O que é que a terceira edição da "Semana do Barrosão" oferece de novo?
É uma exposição-feira de produtos locais, desde o pão à manteiga caseira, passando pelas hortaliças e o artesanato. É também uma exposição de animais. Já há muita gente no concelho de Montalegre a dedicar-se à criação do porco bísaro. Vamos ter o porco bísaro em exposição, vamos ter garranos e, obviamente, o gado barrosão que é, indiscutivelmente, uma joia da pecuária nacional, uma das raças autóctones mais ricas que existem em Portugal. É também a festa da terra, onde há vitela barrosã para toda a gente provar. É uma montra do mundo rural que tem lugar num espaço lindíssimo junto ao rio.
 
É um ativo económico que está a ganhar importância?
É um ativo patrimonial.
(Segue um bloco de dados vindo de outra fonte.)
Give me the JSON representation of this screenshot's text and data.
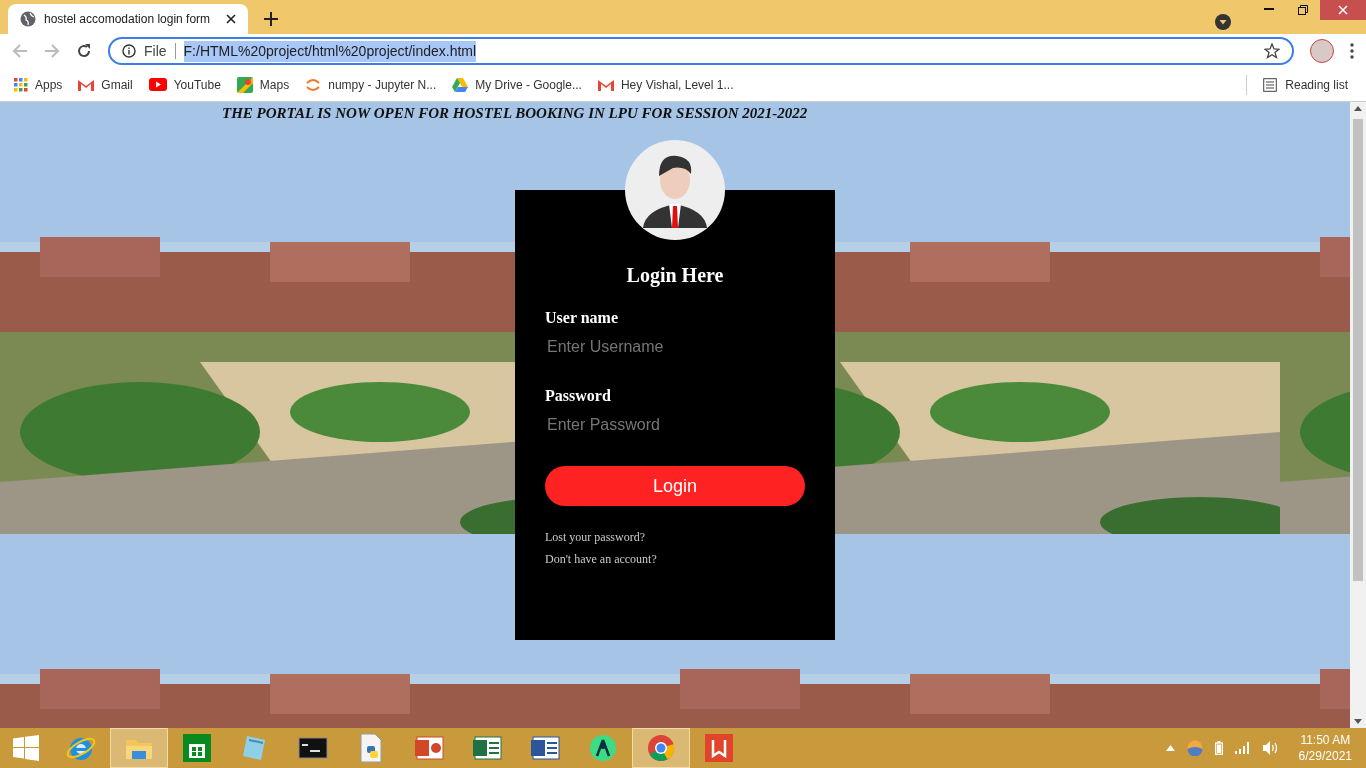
{
  "browser": {
    "tab": {
      "title": "hostel accomodation login form",
      "selected": true
    },
    "address": {
      "scheme": "File",
      "url": "F:/HTML%20project/html%20project/index.html"
    },
    "bookmarks": [
      {
        "kind": "apps",
        "label": "Apps"
      },
      {
        "kind": "gmail",
        "label": "Gmail"
      },
      {
        "kind": "youtube",
        "label": "YouTube"
      },
      {
        "kind": "maps",
        "label": "Maps"
      },
      {
        "kind": "jupyter",
        "label": "numpy - Jupyter N..."
      },
      {
        "kind": "drive",
        "label": "My Drive - Google..."
      },
      {
        "kind": "gmail",
        "label": "Hey Vishal, Level 1..."
      }
    ],
    "reading_list": "Reading list"
  },
  "page": {
    "notice": "THE PORTAL IS NOW OPEN FOR HOSTEL BOOKING IN LPU FOR SESSION 2021-2022",
    "login": {
      "title": "Login Here",
      "fields": [
        {
          "label": "User name",
          "placeholder": "Enter Username"
        },
        {
          "label": "Password",
          "placeholder": "Enter Password"
        }
      ],
      "button": "Login",
      "links": [
        "Lost your password?",
        "Don't have an account?"
      ]
    }
  },
  "taskbar": {
    "apps": [
      {
        "kind": "ie",
        "active": false
      },
      {
        "kind": "explorer",
        "active": true
      },
      {
        "kind": "store",
        "active": false
      },
      {
        "kind": "notepad",
        "active": false
      },
      {
        "kind": "terminal",
        "active": false
      },
      {
        "kind": "python",
        "active": false
      },
      {
        "kind": "powerpoint",
        "active": false
      },
      {
        "kind": "excel",
        "active": false
      },
      {
        "kind": "word",
        "active": false
      },
      {
        "kind": "android",
        "active": false
      },
      {
        "kind": "chrome",
        "active": true
      },
      {
        "kind": "pdf",
        "active": false
      }
    ],
    "time": "11:50 AM",
    "date": "6/29/2021"
  }
}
A realização desta "Semana do Barrosão" serve para que visitantes e naturais de Montalegre aprendam a valorizar este património que é nosso. Tendemos, muitas vezes, a desvalorizar aquilo que é nosso. A realização desta "Semana do Barrosão" visa mostrar que o esforços que os nativos estão a fazer na preservação desta raça é notável, que implica, inclusive, perda de rendimentos. Os nossos produtores sentem um orgulho muito grande em ter espalhado pelos campos e montes do Baixo Barroso esta espécie que Miguel Torga considerava donzelas com cornos. Este escritor assistiu a muitos concursos pecuários como o que vai acontecer agora em Salto para premiar os melhores produtores.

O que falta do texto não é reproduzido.